Naya takut. Di umur sang kakek yang sudah lansia, Naya akan segera kehilangan kakeknya. Satu-satunya keluarga yang Naya punya. Sungguh, Tomi Sutedja, lebih dari sekedar kakek bagi Naya. Tomi adalah hidup Naya. Sosok Ayah, ibu, kakak, teman, bahkan musuh sekalipun. Naya belum siap kehilangan lelaki tua itu.

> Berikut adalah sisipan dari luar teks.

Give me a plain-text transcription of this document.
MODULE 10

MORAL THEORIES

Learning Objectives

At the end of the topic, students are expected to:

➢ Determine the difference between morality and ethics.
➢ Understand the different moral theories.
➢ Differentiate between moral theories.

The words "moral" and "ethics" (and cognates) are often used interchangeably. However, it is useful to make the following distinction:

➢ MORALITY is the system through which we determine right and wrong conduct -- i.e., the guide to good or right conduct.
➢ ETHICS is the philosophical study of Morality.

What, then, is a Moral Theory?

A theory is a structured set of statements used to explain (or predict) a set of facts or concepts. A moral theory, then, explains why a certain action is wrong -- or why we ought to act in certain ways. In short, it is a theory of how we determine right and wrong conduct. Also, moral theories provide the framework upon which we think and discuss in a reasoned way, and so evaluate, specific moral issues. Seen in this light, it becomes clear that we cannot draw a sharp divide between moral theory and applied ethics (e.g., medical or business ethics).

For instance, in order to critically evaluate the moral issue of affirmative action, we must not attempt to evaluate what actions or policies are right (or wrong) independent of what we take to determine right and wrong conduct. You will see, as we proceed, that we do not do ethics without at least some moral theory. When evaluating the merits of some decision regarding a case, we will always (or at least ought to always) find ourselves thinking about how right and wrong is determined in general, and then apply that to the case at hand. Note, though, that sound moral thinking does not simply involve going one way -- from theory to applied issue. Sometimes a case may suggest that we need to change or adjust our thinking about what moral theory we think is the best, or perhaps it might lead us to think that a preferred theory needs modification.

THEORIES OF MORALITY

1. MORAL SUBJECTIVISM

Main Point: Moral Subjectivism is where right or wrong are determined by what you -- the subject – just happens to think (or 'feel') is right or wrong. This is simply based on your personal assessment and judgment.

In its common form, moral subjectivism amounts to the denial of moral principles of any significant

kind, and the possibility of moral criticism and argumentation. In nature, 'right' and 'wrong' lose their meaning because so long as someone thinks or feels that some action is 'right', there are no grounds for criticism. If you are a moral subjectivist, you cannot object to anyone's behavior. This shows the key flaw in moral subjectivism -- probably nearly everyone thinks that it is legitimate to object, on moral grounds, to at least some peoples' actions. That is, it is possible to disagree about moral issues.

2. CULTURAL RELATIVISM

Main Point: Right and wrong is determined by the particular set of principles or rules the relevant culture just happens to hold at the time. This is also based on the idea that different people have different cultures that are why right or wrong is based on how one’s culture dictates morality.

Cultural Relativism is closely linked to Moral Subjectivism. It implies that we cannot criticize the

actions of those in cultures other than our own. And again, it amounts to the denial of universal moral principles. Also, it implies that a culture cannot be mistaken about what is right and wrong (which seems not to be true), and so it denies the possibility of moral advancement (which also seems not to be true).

Tanpa sadar air mata Naya menetes. Buru-buru, Naya menghapusnya dengan jari tangan. Tomi merasa kian bersalah, sementara Deaz sedikit panik, hendak berdiri namun Naya sudah berbalik dan melangkah pergi meninggalkan ruang tengah. Naya melangkah kearah dapur.

"Bibi!" Suara teriakan Naya menggema di dalam rumah.

"Iya, Non?!"

"Buang semua kopi dirumah!"

Tomi meringis. Lalu terdengar suara bantingan keras dari arah dapur. Mungkin tong sampah. Deaz ikut meringis mendengar suara itu.

Naya keluar dari arah dapur, melengos melewati ruang tengah dan bergegas menaiki anak tangga menuju ke arah kamarnya. Namun, langkah Naya berhenti di tengah, menoleh kearah sang Kakek dan mengacungkan telunjuknya dari atas tangga.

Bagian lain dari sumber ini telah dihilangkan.